ドラマ『ドッペルゲンガー』の制作 [東京情報大学] [情報文化学科] [平成23年度卒業研究概要集] [平成23年度ゼミのリスト] [ゼミ学生一覧]
伊藤 敏朗 ゼミ 平成23年度卒業論文
ドラマ『ドッペルゲンガー』の制作
森 眞也
冨川 穂高

このドラマは、主人公の若者が、自分とは全く性格が違う「もう一人の自分」と向き合うという不思議な体験を通じて、自分自身が変わろうと努力するようになるという成長物語である。

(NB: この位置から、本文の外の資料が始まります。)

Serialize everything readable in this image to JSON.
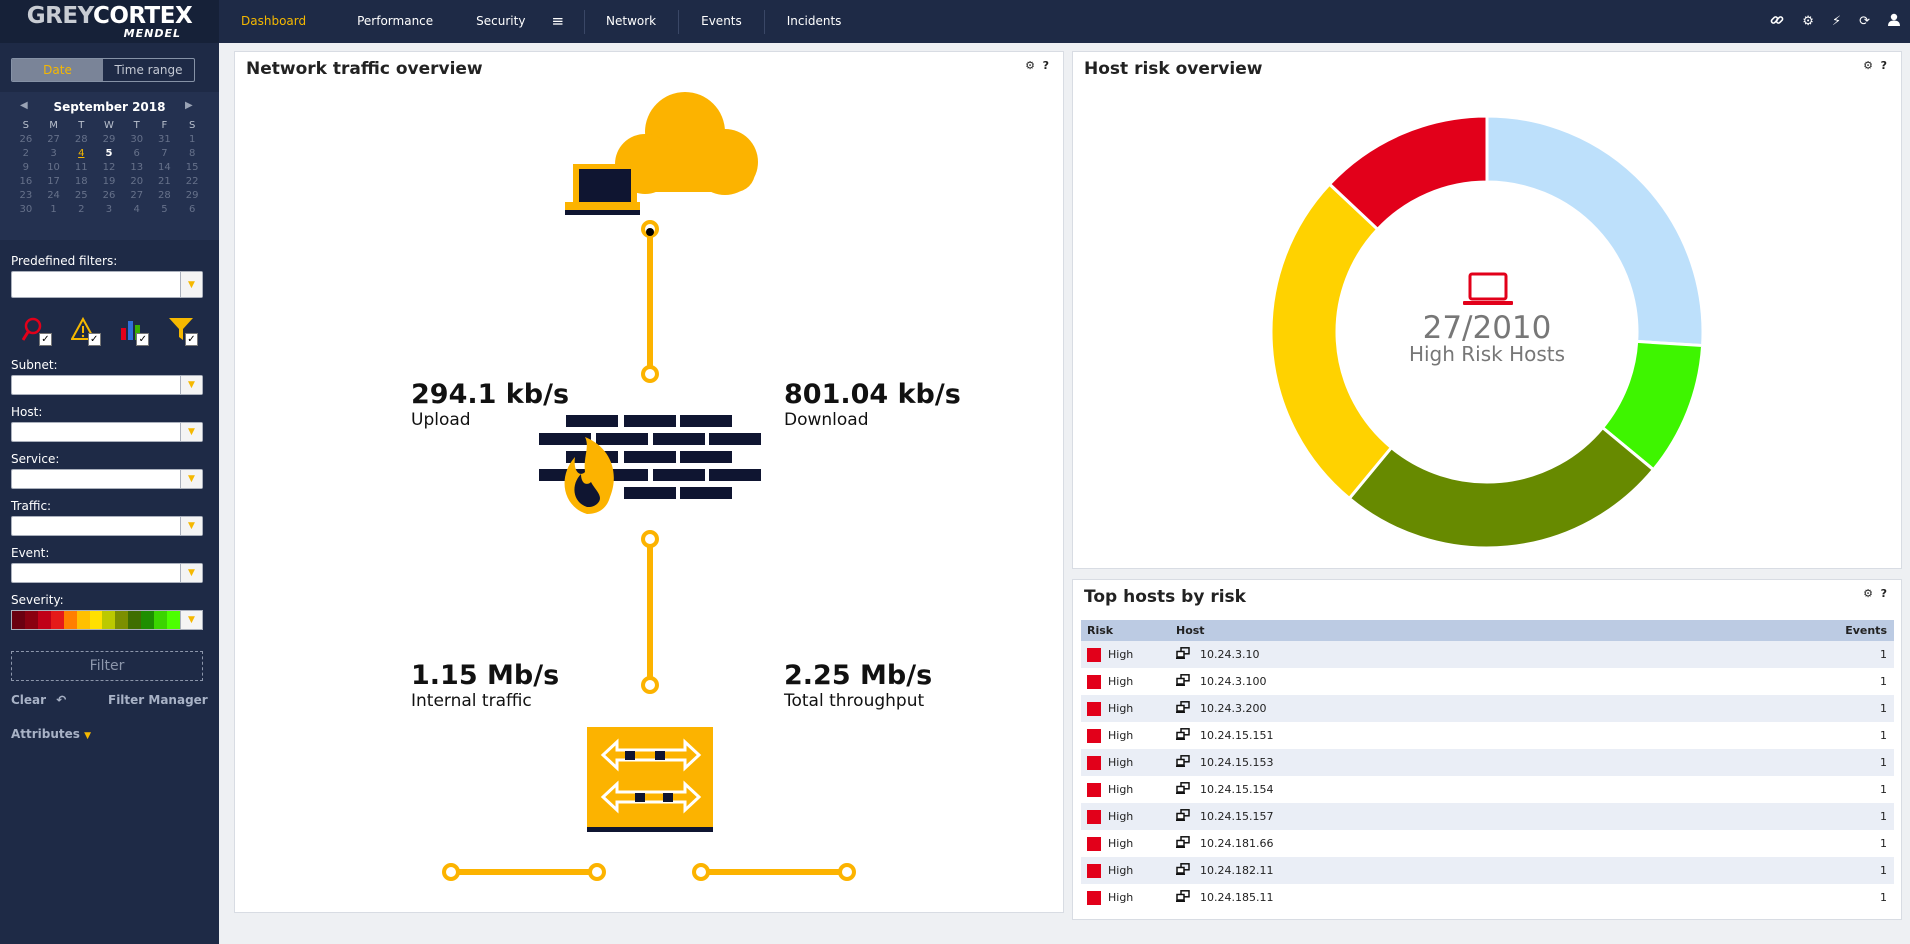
{
  "brand": {
    "line1_a": "GREY",
    "line1_b": "CORTEX",
    "line2": "MENDEL"
  },
  "nav": {
    "items": [
      "Dashboard",
      "Performance",
      "Security",
      "Network",
      "Events",
      "Incidents"
    ],
    "active": "Dashboard",
    "menu_icon": "hamburger-icon",
    "right_icons": [
      "link-icon",
      "settings-icon",
      "lightning-icon",
      "refresh-icon",
      "user-icon"
    ]
  },
  "sidebar": {
    "date_toggle": {
      "date": "Date",
      "time_range": "Time range",
      "active": "Date"
    },
    "calendar": {
      "month": "September 2018",
      "weekdays": [
        "S",
        "M",
        "T",
        "W",
        "T",
        "F",
        "S"
      ],
      "days": [
        "26",
        "27",
        "28",
        "29",
        "30",
        "31",
        "1",
        "2",
        "3",
        "4",
        "5",
        "6",
        "7",
        "8",
        "9",
        "10",
        "11",
        "12",
        "13",
        "14",
        "15",
        "16",
        "17",
        "18",
        "19",
        "20",
        "21",
        "22",
        "23",
        "24",
        "25",
        "26",
        "27",
        "28",
        "29",
        "30",
        "1",
        "2",
        "3",
        "4",
        "5",
        "6"
      ],
      "today": "4",
      "selected": "5"
    },
    "predefined_filters_label": "Predefined filters:",
    "filter_icons": [
      "host-search-icon",
      "warning-icon",
      "chart-icon",
      "funnel-icon"
    ],
    "subnet_label": "Subnet:",
    "host_label": "Host:",
    "service_label": "Service:",
    "traffic_label": "Traffic:",
    "event_label": "Event:",
    "severity_label": "Severity:",
    "severity_colors": [
      "#6a0010",
      "#8a0010",
      "#c00018",
      "#e51a1a",
      "#ff7f00",
      "#ffc000",
      "#ffe000",
      "#bcc900",
      "#7c8f00",
      "#3f6e00",
      "#1e8e00",
      "#3bd400",
      "#4cff00"
    ],
    "filter_button": "Filter",
    "clear_label": "Clear",
    "filter_manager_label": "Filter Manager",
    "attributes_label": "Attributes"
  },
  "traffic_panel": {
    "title": "Network traffic overview",
    "upload": {
      "value": "294.1 kb/s",
      "label": "Upload"
    },
    "download": {
      "value": "801.04 kb/s",
      "label": "Download"
    },
    "internal": {
      "value": "1.15 Mb/s",
      "label": "Internal traffic"
    },
    "total": {
      "value": "2.25 Mb/s",
      "label": "Total throughput"
    }
  },
  "risk_panel": {
    "title": "Host risk overview",
    "fraction": "27/2010",
    "center_label": "High Risk Hosts",
    "center_icon": "laptop-icon"
  },
  "chart_data": {
    "type": "pie",
    "title": "Host risk overview",
    "series": [
      {
        "color": "#bde0fb",
        "value": 26
      },
      {
        "color": "#3ef500",
        "value": 10
      },
      {
        "color": "#678a00",
        "value": 25
      },
      {
        "color": "#ffd200",
        "value": 26
      },
      {
        "color": "#e2001a",
        "value": 13
      }
    ]
  },
  "top_hosts": {
    "title": "Top hosts by risk",
    "columns": [
      "Risk",
      "Host",
      "Events"
    ],
    "rows": [
      {
        "risk": "High",
        "host": "10.24.3.10",
        "events": "1"
      },
      {
        "risk": "High",
        "host": "10.24.3.100",
        "events": "1"
      },
      {
        "risk": "High",
        "host": "10.24.3.200",
        "events": "1"
      },
      {
        "risk": "High",
        "host": "10.24.15.151",
        "events": "1"
      },
      {
        "risk": "High",
        "host": "10.24.15.153",
        "events": "1"
      },
      {
        "risk": "High",
        "host": "10.24.15.154",
        "events": "1"
      },
      {
        "risk": "High",
        "host": "10.24.15.157",
        "events": "1"
      },
      {
        "risk": "High",
        "host": "10.24.181.66",
        "events": "1"
      },
      {
        "risk": "High",
        "host": "10.24.182.11",
        "events": "1"
      },
      {
        "risk": "High",
        "host": "10.24.185.11",
        "events": "1"
      }
    ]
  },
  "colors": {
    "accent": "#f5b800",
    "nav_bg": "#1e2a46",
    "high_risk": "#e2001a"
  }
}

大学時代の同級生、今は社会人となった戌亥(いぬい)・三鏡(みかがみ)・瀬田(せた)の3人は、卒業後久しぶりに再会、学生時代の戌亥に起こった不思議な体験の思い出話となる。4年前、戌亥は夢の中で謎の男(もう一人の自分)が自分に話しかけてくる夢を見る。はじめは気にしなかった戌亥だが、やがてその声は現実生活でも聞こえるようになり、ある日、目の前にドッペルゲンガーとして現れる。幻覚かと驚く戌亥。その後もドッペルゲンガーは度々出現しては戌亥の生活に手を出すようになる。まるで戌亥の居場所を奪おうとしているようなふるまいに対決の構えをとる戌亥だったが、やがてドッペルゲンガーの真の狙いに気づいていく。それは、内気で気弱だった戌亥に、自ら足りないものは何かを気づかせ、それを克服し成長させてやろうというものだった。

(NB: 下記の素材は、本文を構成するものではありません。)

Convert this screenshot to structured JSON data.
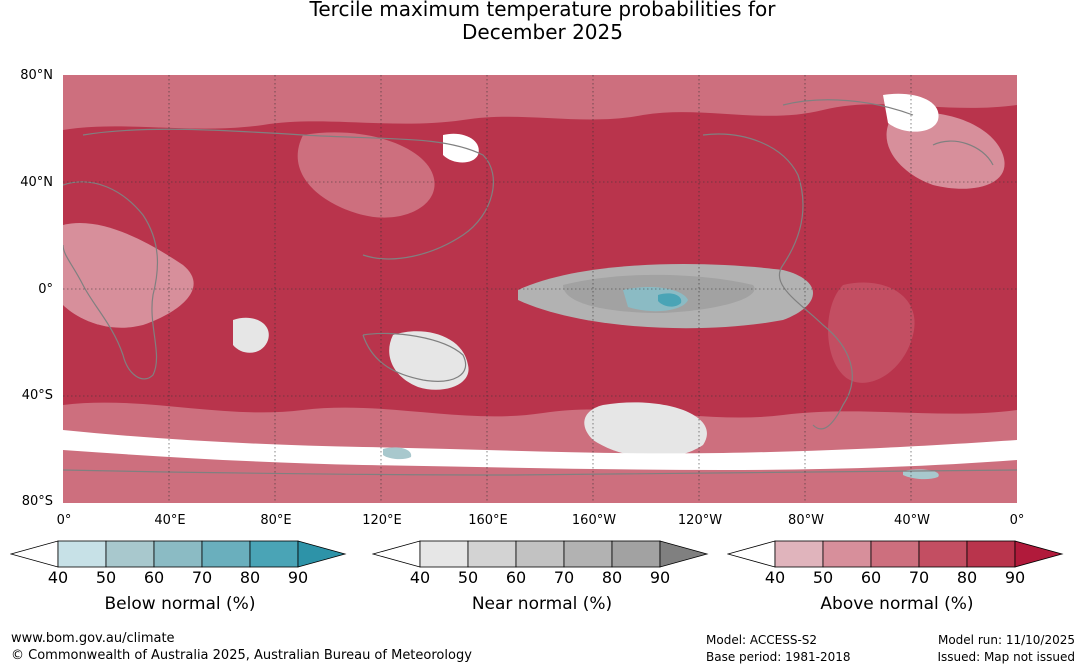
{
  "title": {
    "line1": "Tercile maximum temperature probabilities for",
    "line2": "December 2025"
  },
  "map": {
    "lat_labels": [
      "80°N",
      "40°N",
      "0°",
      "40°S",
      "80°S"
    ],
    "lon_labels": [
      "0°",
      "40°E",
      "80°E",
      "120°E",
      "160°E",
      "160°W",
      "120°W",
      "80°W",
      "40°W",
      "0°"
    ],
    "grid": true,
    "coastline_color": "#808080"
  },
  "legends": [
    {
      "name": "below",
      "title": "Below normal (%)",
      "ticks": [
        "40",
        "50",
        "60",
        "70",
        "80",
        "90"
      ],
      "colors": [
        "#ffffff",
        "#c7e1e7",
        "#a8c8cd",
        "#8bbbc4",
        "#6aafbd",
        "#4aa4b6",
        "#2d93a8"
      ]
    },
    {
      "name": "near",
      "title": "Near normal (%)",
      "ticks": [
        "40",
        "50",
        "60",
        "70",
        "80",
        "90"
      ],
      "colors": [
        "#ffffff",
        "#e6e6e6",
        "#d3d3d3",
        "#c2c2c2",
        "#b2b2b2",
        "#a2a2a2",
        "#808080"
      ]
    },
    {
      "name": "above",
      "title": "Above normal (%)",
      "ticks": [
        "40",
        "50",
        "60",
        "70",
        "80",
        "90"
      ],
      "colors": [
        "#ffffff",
        "#e0b4bc",
        "#d78f9b",
        "#cd6f7e",
        "#c34e62",
        "#b9344c",
        "#b11a3b"
      ]
    }
  ],
  "footer": {
    "website": "www.bom.gov.au/climate",
    "copyright": "© Commonwealth of Australia 2025, Australian Bureau of Meteorology",
    "model": "Model: ACCESS-S2",
    "base_period": "Base period: 1981-2018",
    "model_run": "Model run: 11/10/2025",
    "issued": "Issued: Map not issued"
  }
}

本作では、そんな主人公の姿を、時に真面目に、時にコメディタッチで描きながら、ふとしたきっかけからでも、自分自身を変えていける事に気づき、努力しようとする若者像を表現したいと思ったが、その狙いをおおむね達成することができたと考えている。

反省点としては、出演者が演技練習をほとんどしないままクランクインしてしまい、全体的に演技力不足になってしまった。そのため、本作のメッセージが観客に伝わりにくいものとなってしまったことである。主人公の戌亥は1人2役という難しい役どころだったが、現実の戌亥とドッペルゲンガーとでは、もっとメリハリをつけて演じ分けるべきだったと悔やまれる。そのほか撮影前に明快にしておかなくてはならない問題を、撮影当日に考え込み始めてしまい、思うように進行できないということもあり、撮影前の入念な準備が必要だった。

本作の制作に関しては、伊藤ゼミ生だけでなく他ゼミの友人らも、スタッフ・キャストとして参加してくれたほか、伊藤ゼミのOBも編集作業に協力してくれたことで無事に完成させることができた。今回の体験から、映像作品というのは1人では作れないものだということを痛感し、あらためて自分の周囲の人々への感謝の念を抱いた。